Re: Signing with Inequality Constraints
- To: mathgroup at smc.vnet.net
- Subject: [mg22490] Re: [mg22479] Signing with Inequality Constraints
- From: "Vazzana" <vazzana at kyblue.com>
- Date: Wed, 8 Mar 2000 02:22:30 -0500 (EST)

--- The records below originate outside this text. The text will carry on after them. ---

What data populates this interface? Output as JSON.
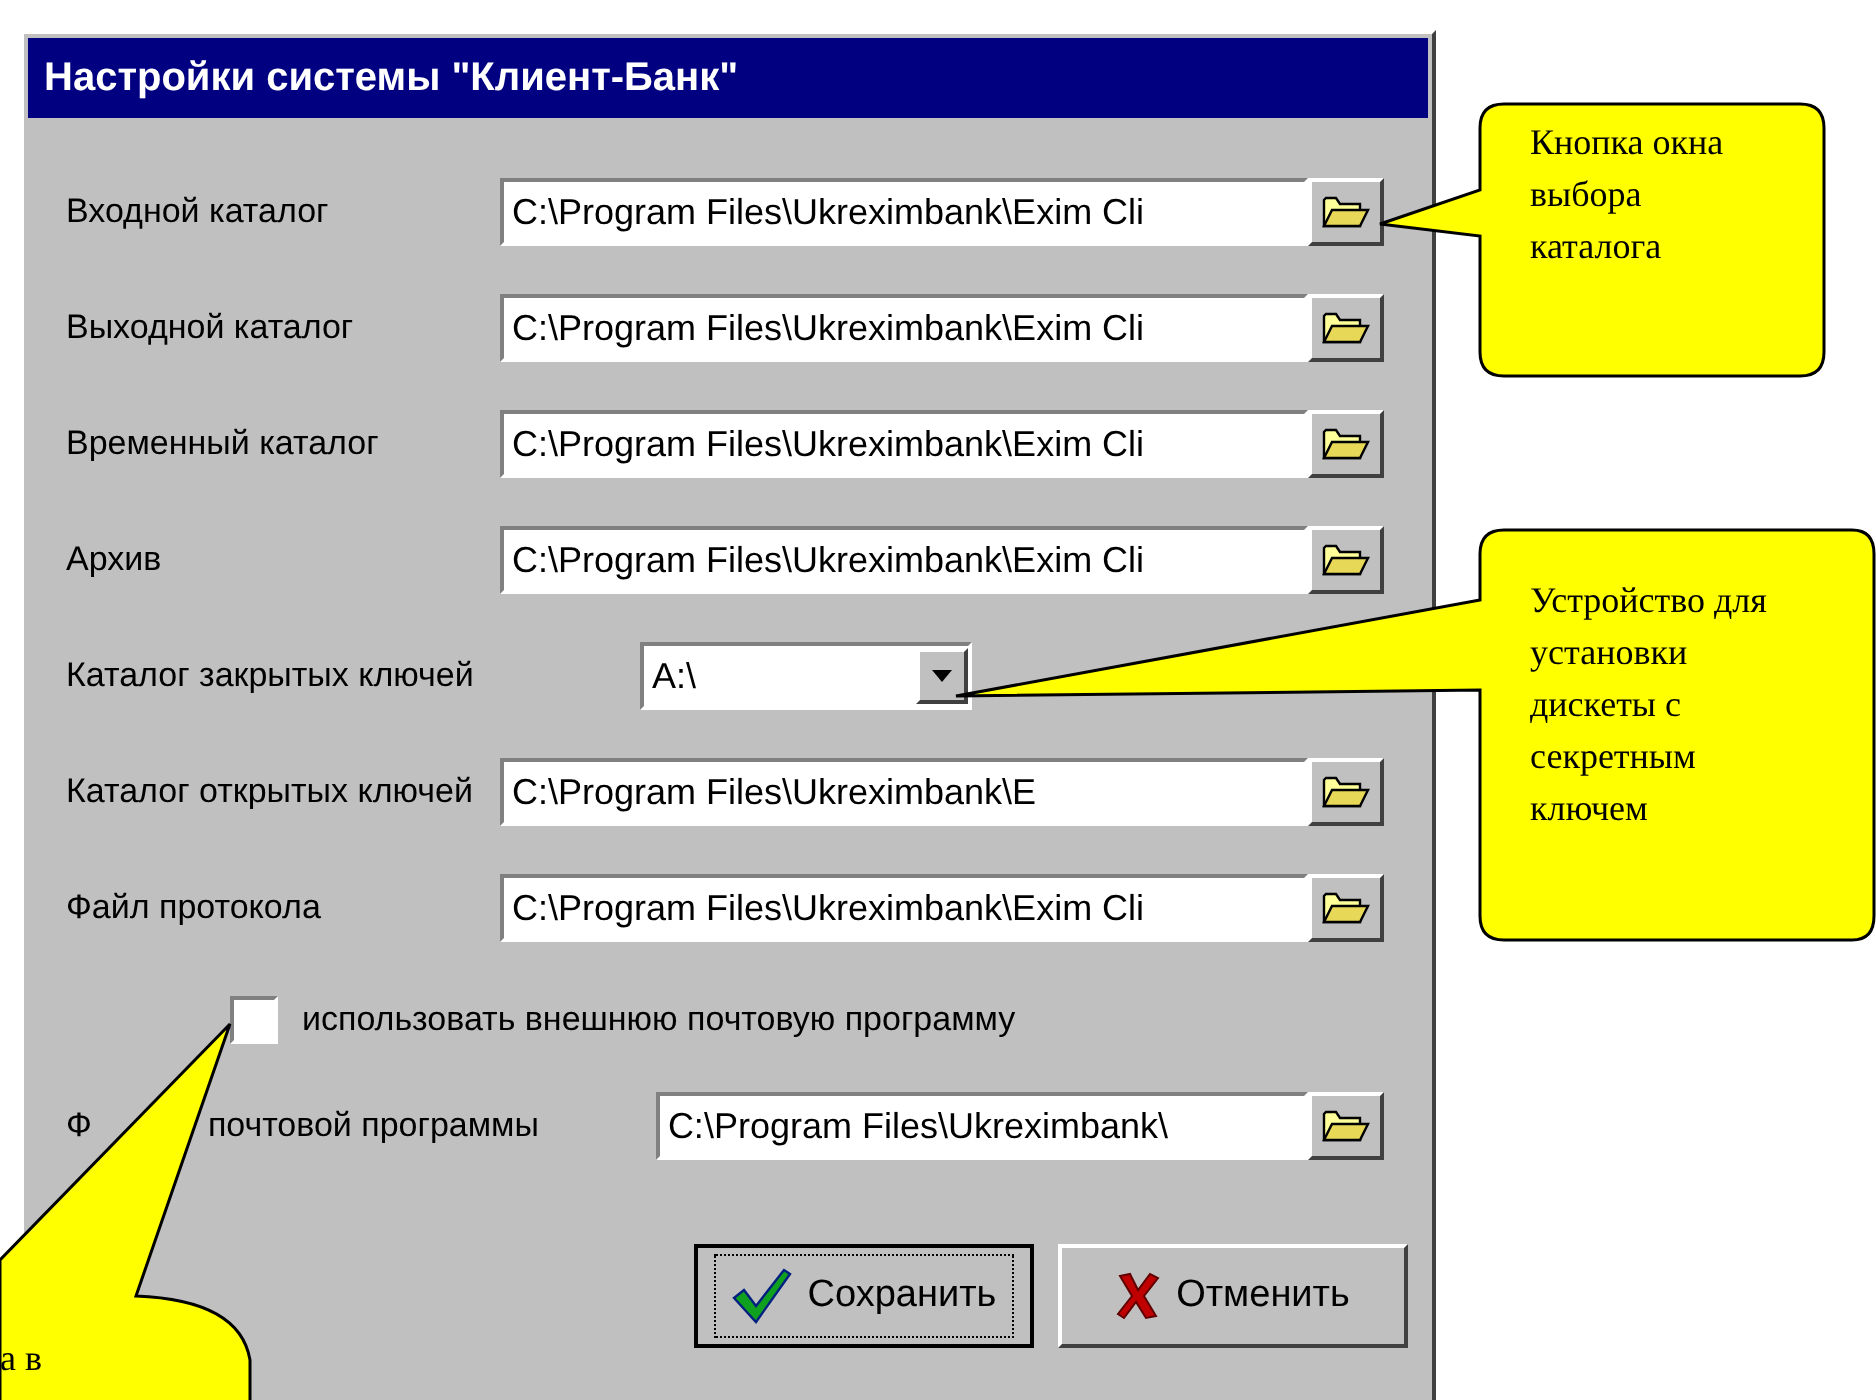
{
  "window": {
    "title": "Настройки системы \"Клиент-Банк\""
  },
  "rows": [
    {
      "kind": "path",
      "label": "Входной каталог",
      "value": "C:\\Program Files\\Ukreximbank\\Exim Cli"
    },
    {
      "kind": "path",
      "label": "Выходной каталог",
      "value": "C:\\Program Files\\Ukreximbank\\Exim Cli"
    },
    {
      "kind": "path",
      "label": "Временный каталог",
      "value": "C:\\Program Files\\Ukreximbank\\Exim Cli"
    },
    {
      "kind": "path",
      "label": "Архив",
      "value": "C:\\Program Files\\Ukreximbank\\Exim Cli"
    },
    {
      "kind": "dropdown",
      "label": "Каталог закрытых ключей",
      "value": "A:\\"
    },
    {
      "kind": "path",
      "label": "Каталог открытых ключей",
      "value": "C:\\Program Files\\Ukreximbank\\E"
    },
    {
      "kind": "path",
      "label": "Файл протокола",
      "value": "C:\\Program Files\\Ukreximbank\\Exim Cli"
    }
  ],
  "mail_checkbox": {
    "label": "использовать внешнюю почтовую программу",
    "checked": false
  },
  "mail_row": {
    "label_parts": [
      "Ф",
      "почтовой программы"
    ],
    "value": "C:\\Program Files\\Ukreximbank\\"
  },
  "buttons": [
    {
      "kind": "save",
      "label": "Сохранить",
      "focused": true
    },
    {
      "kind": "cancel",
      "label": "Отменить",
      "focused": false
    }
  ],
  "callouts": [
    {
      "text": "Кнопка окна выбора каталога"
    },
    {
      "text": "Устройство для установки дискеты с секретным ключем"
    },
    {
      "text": "а в"
    }
  ]
}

- Sender: owner-wri-mathgroup at wolfram.com
Bob, I tried what you suggested and it seems to work. However, if I want to continue to assume a>b and ask mathematica b-1>a or Sign[a-b] it is unable to evaluate that. In[1]:= Unprotect[Greater, Less]; Clear[a, b, Greater, Less]; a /: (a > b) = True; a /: (b < a) = True; (b-a < 0) = True; (0 > b-a) = True; Protect[Greater, Less]; {b-a < 0, 0 > b-a, a > b, b < a} Out[7]= {True,True,True,True} In[8]:= b-1<a Out[8]= -1+b<a In[9]:= Sign[b-a] Out[9]= Sign[-a+b] Actually my real problem is a little more complex, and perhaps my attempt to keep it simple was faulty. I am trying to determine whether the following is positive ((a b^3 + 3 b^3 c - a b^2 g + b^2 c g - a b^2 r + a b g r - 2 b c g r + a b^2 t - b^2 c t + a b g t + b c g t - a b r t + 2 b c r t - a g r t - 2 a b t^2 - 4 b c t^2 + 2 a r t^2 - 4 b^3 w + b^2 r w + b g r w - 2 b g t w - b r t w + g r t w + 6 b t^2 w - 2 r t^2 w))/ ((2 b ((3 b^2 - g r + g t + r t - 4 t^2)))) given b>t>0 b>r>0 g>t a>c>w>0 ---------- > From: BobHanlon at aol.com To: mathgroup at smc.vnet.net > To: vazzana at kyblue.com; mathgroup at smc.vnet.net > Subject: [mg22490] Re: [mg22479] Signing with Inequality Constraints > Date: Saturday, March 04, 2000 12:55 PM > > Using 3.0: > > Unprotect[Greater, Less]; Clear[a, b, Greater, Less]; > > a /: (a > b) = True; > a /: (b < a) = True; > (b-a < 0) = True; > (0 > b-a) = True; > > Protect[Greater, Less]; > > {b-a < 0, 0 > b-a, a > b, b < a} > > {True, True, True, True} > > Bob Hanlon > > In a message dated 3/4/2000 3:46:17 AM, vazzana at kyblue.com writes: > > >Using 3.0, I know that I can define > >In:= a :/ Sign[a]=-1 > >in order to say a<0. . > > > >Is there an analogous way to tell Mathematica that b-a<0. > >